Rāma é também, não por acaso, o nome da encarnação de Ishvara, Deus, dentro da Tradição Védica. Cruzando as informações, concluímos que essa felicidade ou satisfação, essa plenitude que é Rāma, é a causa do universo!
Agora, algum aluno muito perspicaz perguntaria:
- “Professor, a causa de um efeito não permeia completamente efeito, assim como o barro permeia todo o pote?”
- “Sim.” – responde o professor.
- “E Rāma, a felicidade, é a causa do Universo?”
- “Sim.”
- “O que significa que o Universo é permeado de felicidade e não é nada além de felicidade”
- “Perfeitamente.”
- “Então o senhor, com todo o respeito, vá dizer isso para minha mãe, que está há três dias chorando na cama a morte do meu pai”.
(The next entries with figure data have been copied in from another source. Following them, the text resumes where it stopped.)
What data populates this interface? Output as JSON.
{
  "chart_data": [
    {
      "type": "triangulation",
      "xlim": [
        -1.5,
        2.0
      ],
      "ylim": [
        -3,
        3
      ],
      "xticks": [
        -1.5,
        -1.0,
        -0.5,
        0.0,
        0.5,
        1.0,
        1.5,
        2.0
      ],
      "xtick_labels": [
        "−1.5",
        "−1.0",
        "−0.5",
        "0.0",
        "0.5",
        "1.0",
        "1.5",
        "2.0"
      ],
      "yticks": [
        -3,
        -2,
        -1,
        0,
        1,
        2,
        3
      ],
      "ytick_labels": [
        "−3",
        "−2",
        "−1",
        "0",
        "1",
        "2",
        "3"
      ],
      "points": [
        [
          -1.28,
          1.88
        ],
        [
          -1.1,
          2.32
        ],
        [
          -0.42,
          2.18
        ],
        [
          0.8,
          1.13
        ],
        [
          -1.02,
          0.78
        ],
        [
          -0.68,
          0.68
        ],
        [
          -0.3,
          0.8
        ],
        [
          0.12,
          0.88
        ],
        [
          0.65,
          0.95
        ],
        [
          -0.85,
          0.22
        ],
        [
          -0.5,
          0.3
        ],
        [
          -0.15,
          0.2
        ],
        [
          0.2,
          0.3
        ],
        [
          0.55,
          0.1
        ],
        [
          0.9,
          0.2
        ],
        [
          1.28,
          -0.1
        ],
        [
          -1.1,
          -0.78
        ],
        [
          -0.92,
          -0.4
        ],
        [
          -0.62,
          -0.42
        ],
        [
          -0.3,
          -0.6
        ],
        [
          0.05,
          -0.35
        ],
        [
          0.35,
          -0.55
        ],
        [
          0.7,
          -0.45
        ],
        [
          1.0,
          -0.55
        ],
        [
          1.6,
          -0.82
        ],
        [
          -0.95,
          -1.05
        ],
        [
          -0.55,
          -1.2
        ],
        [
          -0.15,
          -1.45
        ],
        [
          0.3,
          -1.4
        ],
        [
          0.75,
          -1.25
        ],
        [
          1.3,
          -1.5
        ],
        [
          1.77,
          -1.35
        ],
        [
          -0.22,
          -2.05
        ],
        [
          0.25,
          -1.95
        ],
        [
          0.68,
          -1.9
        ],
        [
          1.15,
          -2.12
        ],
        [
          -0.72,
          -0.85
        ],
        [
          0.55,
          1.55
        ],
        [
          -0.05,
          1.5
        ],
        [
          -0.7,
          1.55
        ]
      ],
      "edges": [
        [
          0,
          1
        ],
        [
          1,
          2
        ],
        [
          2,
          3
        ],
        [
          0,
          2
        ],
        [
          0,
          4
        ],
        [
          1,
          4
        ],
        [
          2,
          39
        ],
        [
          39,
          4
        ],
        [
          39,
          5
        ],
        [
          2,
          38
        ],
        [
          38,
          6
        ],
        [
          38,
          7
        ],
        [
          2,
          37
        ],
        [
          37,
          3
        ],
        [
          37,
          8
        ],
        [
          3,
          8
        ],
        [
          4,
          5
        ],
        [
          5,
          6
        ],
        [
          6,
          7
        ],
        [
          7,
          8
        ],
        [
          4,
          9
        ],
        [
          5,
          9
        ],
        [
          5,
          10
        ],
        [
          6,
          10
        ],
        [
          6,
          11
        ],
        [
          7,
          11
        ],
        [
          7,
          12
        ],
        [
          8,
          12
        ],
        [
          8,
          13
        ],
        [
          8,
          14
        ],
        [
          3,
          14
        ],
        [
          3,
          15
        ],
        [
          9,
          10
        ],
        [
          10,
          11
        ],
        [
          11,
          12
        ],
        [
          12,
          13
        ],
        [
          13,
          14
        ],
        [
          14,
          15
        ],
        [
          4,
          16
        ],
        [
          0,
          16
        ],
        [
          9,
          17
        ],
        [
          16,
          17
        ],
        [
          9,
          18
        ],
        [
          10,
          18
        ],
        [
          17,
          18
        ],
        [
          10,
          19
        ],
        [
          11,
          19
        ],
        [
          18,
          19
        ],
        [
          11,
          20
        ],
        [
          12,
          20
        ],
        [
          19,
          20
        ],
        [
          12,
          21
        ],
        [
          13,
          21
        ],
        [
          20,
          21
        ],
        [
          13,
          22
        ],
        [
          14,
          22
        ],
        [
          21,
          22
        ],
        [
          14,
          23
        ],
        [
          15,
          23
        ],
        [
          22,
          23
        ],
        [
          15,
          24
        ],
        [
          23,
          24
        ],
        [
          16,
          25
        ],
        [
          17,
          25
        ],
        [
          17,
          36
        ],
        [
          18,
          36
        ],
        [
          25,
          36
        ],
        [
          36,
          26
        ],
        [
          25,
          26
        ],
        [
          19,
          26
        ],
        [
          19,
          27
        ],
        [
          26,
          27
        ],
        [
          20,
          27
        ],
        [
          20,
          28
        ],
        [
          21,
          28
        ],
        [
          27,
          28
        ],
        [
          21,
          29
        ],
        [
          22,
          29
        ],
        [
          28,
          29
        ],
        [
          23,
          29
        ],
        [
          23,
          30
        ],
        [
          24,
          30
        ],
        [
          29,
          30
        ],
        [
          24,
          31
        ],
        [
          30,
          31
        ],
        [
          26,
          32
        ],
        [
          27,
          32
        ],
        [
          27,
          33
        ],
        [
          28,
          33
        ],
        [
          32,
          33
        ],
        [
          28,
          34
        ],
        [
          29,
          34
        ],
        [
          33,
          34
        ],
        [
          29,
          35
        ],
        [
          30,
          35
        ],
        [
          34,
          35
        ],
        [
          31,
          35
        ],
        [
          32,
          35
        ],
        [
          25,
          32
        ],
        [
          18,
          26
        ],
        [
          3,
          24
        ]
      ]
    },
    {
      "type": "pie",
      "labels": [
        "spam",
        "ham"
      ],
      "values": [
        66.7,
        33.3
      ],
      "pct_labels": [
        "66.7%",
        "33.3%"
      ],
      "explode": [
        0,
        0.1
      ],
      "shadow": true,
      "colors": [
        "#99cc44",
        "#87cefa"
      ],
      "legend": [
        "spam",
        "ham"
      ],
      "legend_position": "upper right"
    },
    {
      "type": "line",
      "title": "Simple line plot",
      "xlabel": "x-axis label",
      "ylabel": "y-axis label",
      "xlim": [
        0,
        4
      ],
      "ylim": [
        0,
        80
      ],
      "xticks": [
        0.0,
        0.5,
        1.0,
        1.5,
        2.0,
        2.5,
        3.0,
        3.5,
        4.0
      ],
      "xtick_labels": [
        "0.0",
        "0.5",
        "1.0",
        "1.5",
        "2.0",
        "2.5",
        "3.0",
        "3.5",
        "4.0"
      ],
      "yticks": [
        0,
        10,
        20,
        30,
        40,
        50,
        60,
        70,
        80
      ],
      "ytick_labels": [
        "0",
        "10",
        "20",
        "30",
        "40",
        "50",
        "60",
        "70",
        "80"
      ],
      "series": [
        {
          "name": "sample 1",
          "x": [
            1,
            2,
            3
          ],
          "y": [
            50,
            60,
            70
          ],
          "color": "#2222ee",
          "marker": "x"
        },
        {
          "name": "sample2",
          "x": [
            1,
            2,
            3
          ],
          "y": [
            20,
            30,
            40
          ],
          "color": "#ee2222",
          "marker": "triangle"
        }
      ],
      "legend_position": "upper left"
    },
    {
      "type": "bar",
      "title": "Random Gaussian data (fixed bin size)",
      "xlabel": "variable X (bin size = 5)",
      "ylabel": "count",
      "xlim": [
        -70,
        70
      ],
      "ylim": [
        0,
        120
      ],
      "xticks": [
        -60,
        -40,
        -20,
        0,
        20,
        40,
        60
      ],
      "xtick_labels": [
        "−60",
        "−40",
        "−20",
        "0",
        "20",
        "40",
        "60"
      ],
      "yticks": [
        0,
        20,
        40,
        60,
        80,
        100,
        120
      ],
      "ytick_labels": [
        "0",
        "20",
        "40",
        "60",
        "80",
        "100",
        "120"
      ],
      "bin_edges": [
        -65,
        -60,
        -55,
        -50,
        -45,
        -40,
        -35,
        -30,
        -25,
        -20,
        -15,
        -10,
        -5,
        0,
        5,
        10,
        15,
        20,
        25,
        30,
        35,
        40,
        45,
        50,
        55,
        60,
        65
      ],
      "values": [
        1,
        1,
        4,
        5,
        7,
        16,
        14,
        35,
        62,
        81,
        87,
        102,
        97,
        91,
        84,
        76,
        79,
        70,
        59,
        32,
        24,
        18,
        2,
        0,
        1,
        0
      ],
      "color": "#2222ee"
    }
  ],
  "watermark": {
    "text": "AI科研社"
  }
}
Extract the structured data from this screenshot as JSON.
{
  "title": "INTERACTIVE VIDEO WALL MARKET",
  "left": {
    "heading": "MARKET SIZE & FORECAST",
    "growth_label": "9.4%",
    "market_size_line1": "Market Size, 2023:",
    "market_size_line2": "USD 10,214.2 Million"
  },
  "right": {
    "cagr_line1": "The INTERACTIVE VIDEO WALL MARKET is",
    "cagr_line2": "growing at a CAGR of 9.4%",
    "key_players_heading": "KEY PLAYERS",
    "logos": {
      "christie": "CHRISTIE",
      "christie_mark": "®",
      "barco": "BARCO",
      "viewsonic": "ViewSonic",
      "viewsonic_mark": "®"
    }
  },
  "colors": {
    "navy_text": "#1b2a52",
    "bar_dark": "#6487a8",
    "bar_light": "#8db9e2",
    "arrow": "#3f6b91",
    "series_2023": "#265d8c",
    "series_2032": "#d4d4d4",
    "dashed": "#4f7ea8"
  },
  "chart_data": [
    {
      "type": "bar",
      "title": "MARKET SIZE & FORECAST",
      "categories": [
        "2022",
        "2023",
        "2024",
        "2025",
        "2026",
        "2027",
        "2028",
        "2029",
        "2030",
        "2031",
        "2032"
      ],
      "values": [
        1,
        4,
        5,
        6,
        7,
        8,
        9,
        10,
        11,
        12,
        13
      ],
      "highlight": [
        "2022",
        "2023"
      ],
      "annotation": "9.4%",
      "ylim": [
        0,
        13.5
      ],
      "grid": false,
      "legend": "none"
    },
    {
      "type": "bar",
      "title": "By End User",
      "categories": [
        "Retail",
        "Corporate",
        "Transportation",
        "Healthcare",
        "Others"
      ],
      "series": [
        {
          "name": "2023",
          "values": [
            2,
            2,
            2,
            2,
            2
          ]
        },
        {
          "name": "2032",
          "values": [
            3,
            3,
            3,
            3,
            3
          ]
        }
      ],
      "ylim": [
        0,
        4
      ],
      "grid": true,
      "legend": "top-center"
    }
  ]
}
Nesta questão, é claro, existe uma confusão sobre o que seja felicidade como a natureza básica de tudo. Dizemos felicidade ao que se manifesta na mente em diferentes graus, sempre que se alcança algo de desejável, ou mesmo sem nenhuma razão aparente. Como já vimos, contudo, a felicidade não está contida no objeto alcançado ou atividade realizada. Felicidade está contida no eu. Eu que sou feliz, às vezes com essa pessoa, aquele objeto, às vezes sem ninguém por perto. Como necessariamente deve estar este eu para que eu sinta felicidade? Ele deve estar livre da noção de que é carente ou inadequado. Mesmo que por um instante, se eu experimento felicidade, é porque nesse instante eu não julguei a mim mesmo como um ser carente, inadequado de alguma maneira.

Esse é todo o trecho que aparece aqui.